Genomics ontology presents the genetic variants as query-able concepts in the i2b2 web-client. Creating this queryable ontology is a 3-step process:
- Create Concepts in Concept_Dimension table
- Create entries in metadata table (metadata_genomics in our example)
- Create an entry in the Table_Access table
Concepts Entries:
Variants are differences between two genomes. We have considered the following 2 important types of variants:
- SNP
- INDEL
Each of these variants can be queried by rs identifier or by gene name, thus giving a total of 4 concepts. Sample scripts to insert theses 4 concepts in the concept_dimension table can be found inside the package in “Scripts for Sample Data” folder.
Concept codes that has been used in the Sample Data are as follows
Variant/Concept Name | Concept Code |
SNP | SO:0001483 |
indel | SO:1000032 |
Metadata Entries:
The metadata table entries determine the Ontology hierarchical structure of concepts as presented by i2b2 web-client. They also determine the names and data type of concepts and operators to apply on them as part of ValueMetadata in the “C_METADATAXML” field in metadata table (metadata_genomics in our example)
- Value metadata
There are two value metadata types that accompany the two variant concepts, SNP and indel. The SNP variant concept has the datatype = GENETIC_VARIANT_SNP and indel variant concept has the datatype = GENETIC_VARIANT_INDEL. The concept code of each type is contained in the TestID tag.

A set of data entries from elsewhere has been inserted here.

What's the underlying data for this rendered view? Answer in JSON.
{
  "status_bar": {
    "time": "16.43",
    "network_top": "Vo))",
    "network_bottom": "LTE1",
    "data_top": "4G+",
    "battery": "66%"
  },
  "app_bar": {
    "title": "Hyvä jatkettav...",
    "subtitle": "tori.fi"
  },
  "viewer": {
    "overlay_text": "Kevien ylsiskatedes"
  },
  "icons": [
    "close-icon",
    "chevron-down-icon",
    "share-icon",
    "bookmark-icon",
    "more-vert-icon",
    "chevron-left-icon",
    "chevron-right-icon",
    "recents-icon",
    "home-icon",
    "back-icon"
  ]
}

<?xml version="1.0"?> <ValueMetadata> <Version>3.03</Version> <CreationDateTime>01/28/2016</CreationDateTime> <TestID>SO:0001483</TestID> <TestName>SNP</TestName> <DataType>GENETIC_VARIANT_SNP</DataType> <Oktousevalues /> <MaxStringLength>30</MaxStringLength> <EnumValues /> <UnitValues> <NormalUnits/> </UnitValues> </ValueMetadata>
<?xml version="1.0"?> <ValueMetadata> <Version>3.03</Version> <CreationDateTime>01/28/2016</CreationDateTime> <TestID>SO:1000032</TestID> <TestName>indel</TestName> <DataType>GENETIC_VARIANT_INDEL</DataType> <Oktousevalues /> <MaxStringLength>30</MaxStringLength> <EnumValues /> <UnitValues> <NormalUnits/> </UnitValues> </ValueMetadata>
Sample scripts to create and insert Genomics data in metadata_genomics table can be found inside the package in “Scripts for Sample Data” folder.
Table_Access Entries:
Table_Access table entry determines which metadata table should i2b2 consider to generate the correct Ontology structure.

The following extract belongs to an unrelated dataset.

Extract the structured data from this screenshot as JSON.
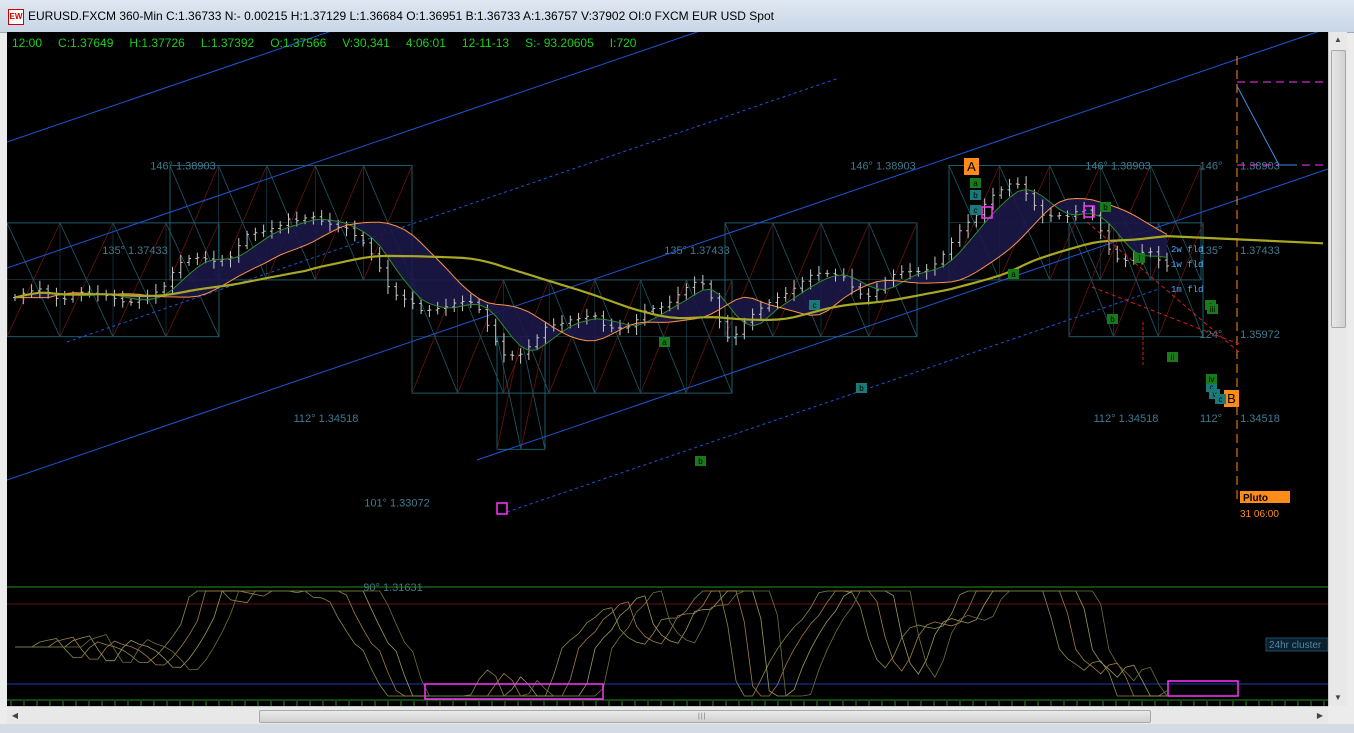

Sample scripts to insert Genomics Table_Access data in can be found inside the package in “Scripts for Sample Data” folder.
Once all the scripts are executed to successfully load the Ontology in the database the following ontology structure can be found in Ontology section in the i2b2 web-client:
- To query this ontology a user will drag any of the above concepts from the “Navigate Terms” into the “Query Tool” area and a dialog box will prompt the user to enter the text by which they want to search the blob field.
- When a user will fill in the input fields (with rs_identifier = “rs377573539 | T to C” and Zygosity = “Select all” for example) and run the query, the following query request XML will be generated by the Web Client:
- In the background the CRC will convert the request XML to a proper SQL Server contains statement (in this example below):
with t as ( select f.patient_num from dbo.observation_fact f where f.concept_cd IN ( select concept_cd from dbo.concept_dimension where concept_cd IN ('SO:0001483','SO:1000032') ) AND (modifier_cd = '@' AND valtype_cd = 'B' AND CONTAINS(observation_blob,'rs377573539 AND T_to_C AND (Heterozygous OR Homozygous OR missing_zygosity)') )
After the query is executed all patients matching the input genomic variants will be returned to the i2b2 web client.